我在这样的表中有一些列:
id | date | change | end_value
1 | 03-JAN-20 | -9 |
2 | 04-JAN-20 | 12 |
3 | 05-JAN-20 | -43 | 523
4 | 06-JAN-20 | 0 |
5 | 07-JAN-20 | 5 |
6 | 08-JAN-20 | 10 |
7 | 09-JAN-20 | 3 | 505
8 | 10-JAN-20 | 4 |
9 | 11-JAN-20 | -3 |
10| 12-JAN-20 | 1 | 503
11| 13-JAN-20 | -6 |
我需要在end_value列中基于以前的非null值并减去更改的总和来填充所有null值。当end_value不为null时,保持该值原样。
结果会是这样的:
id | date | change | end_value | result
1 | 03-JAN-20 | -9 | | 492 (=523 - 43 + 12)
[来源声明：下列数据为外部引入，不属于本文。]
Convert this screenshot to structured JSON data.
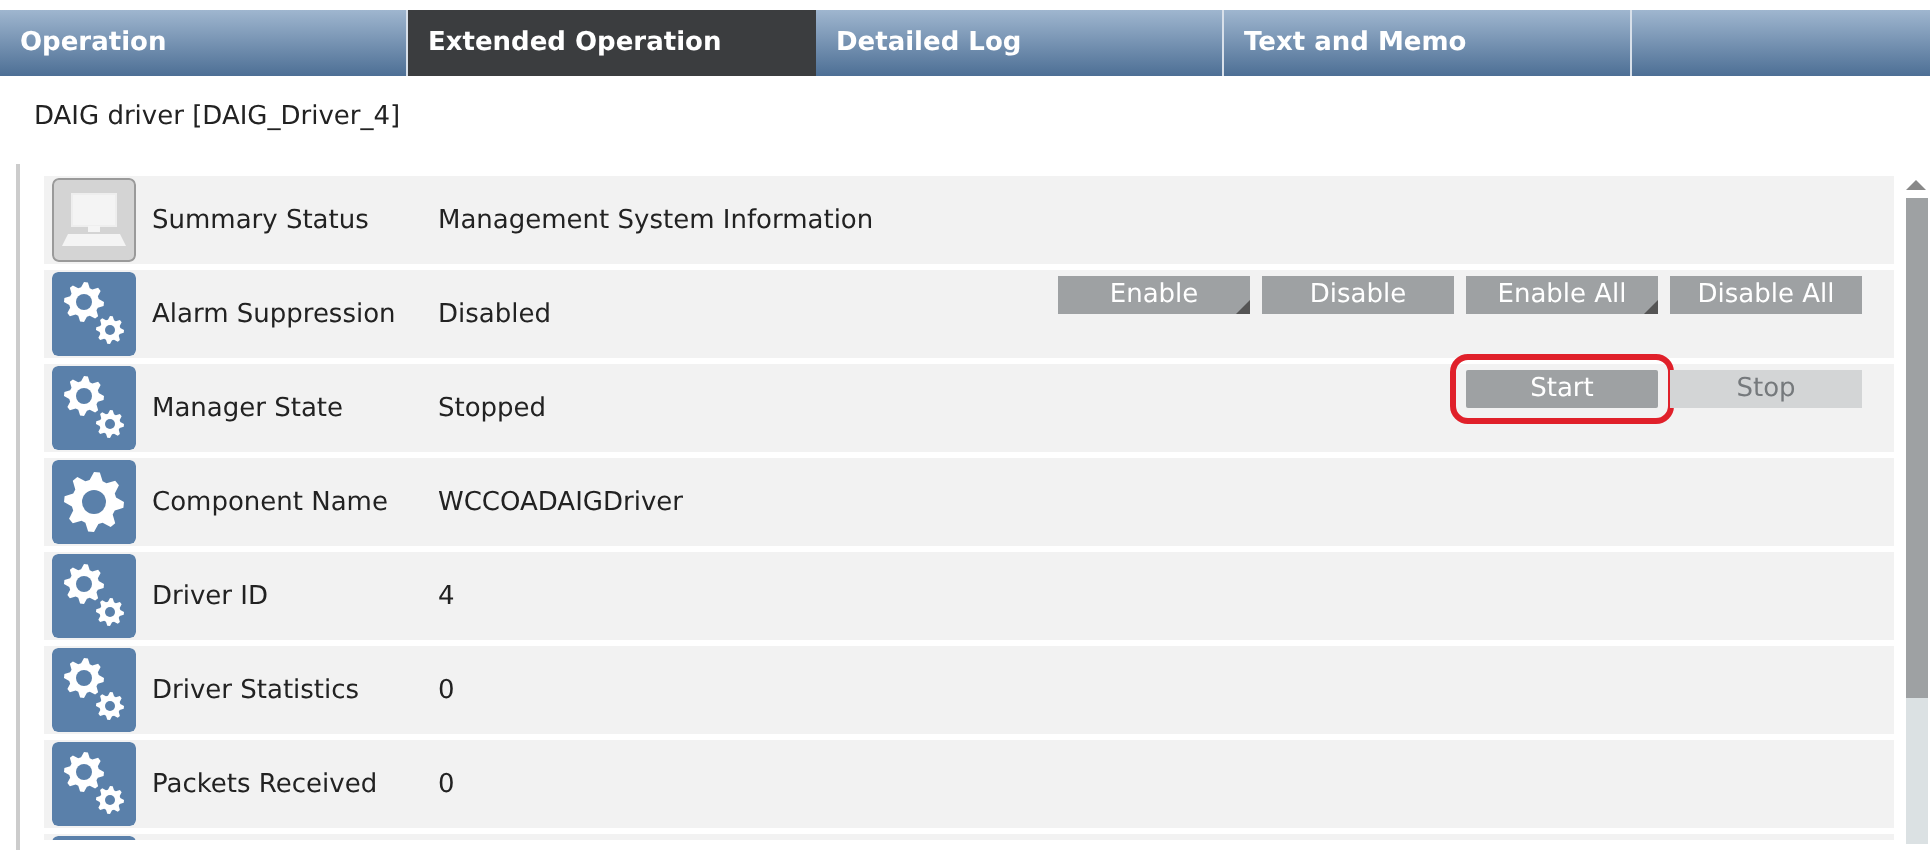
{
  "tabs": [
    {
      "label": "Operation",
      "selected": false
    },
    {
      "label": "Extended Operation",
      "selected": true
    },
    {
      "label": "Detailed Log",
      "selected": false
    },
    {
      "label": "Text and Memo",
      "selected": false
    }
  ],
  "title": "DAIG driver [DAIG_Driver_4]",
  "rows": [
    {
      "kind": "computer",
      "label": "Summary Status",
      "value": "Management System Information",
      "buttons": []
    },
    {
      "kind": "gears",
      "label": "Alarm Suppression",
      "value": "Disabled",
      "buttons": [
        {
          "label": "Enable",
          "kind": "menu",
          "disabled": false,
          "highlighted": false
        },
        {
          "label": "Disable",
          "kind": "plain",
          "disabled": false,
          "highlighted": false
        },
        {
          "label": "Enable All",
          "kind": "menu",
          "disabled": false,
          "highlighted": false
        },
        {
          "label": "Disable All",
          "kind": "plain",
          "disabled": false,
          "highlighted": false
        }
      ]
    },
    {
      "kind": "gears",
      "label": "Manager State",
      "value": "Stopped",
      "buttons": [
        {
          "label": "Start",
          "kind": "plain",
          "disabled": false,
          "highlighted": true
        },
        {
          "label": "Stop",
          "kind": "plain",
          "disabled": true,
          "highlighted": false
        }
      ]
    },
    {
      "kind": "gear",
      "label": "Component Name",
      "value": "WCCOADAIGDriver",
      "buttons": []
    },
    {
      "kind": "gears",
      "label": "Driver ID",
      "value": "4",
      "buttons": []
    },
    {
      "kind": "gears",
      "label": "Driver Statistics",
      "value": "0",
      "buttons": []
    },
    {
      "kind": "gears",
      "label": "Packets Received",
      "value": "0",
      "buttons": []
    },
    {
      "kind": "gears",
      "buttons": []
    }
  ]
}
2 | 04-JAN-20 | 12 | | 480 (=523 - 43)
3 | 05-JAN-20 | -43 | 523 | 523
4 | 06-JAN-20 | 0 | | 523 (=523 - 0)
5 | 07-JAN-20 | 5 | | 518 (=523 - 0 - 5)
6 | 08-JAN-20 | 10 | | 508 (=523 - 0 - 5 - 10)
7 | 09-JAN-20 | 3 | 505 | 505
8 | 10-JAN-20 | 4 | | 501 (=505 - 4)
9 | 11-JAN-20 | -3 | | 504 (=505 - 4 + 3)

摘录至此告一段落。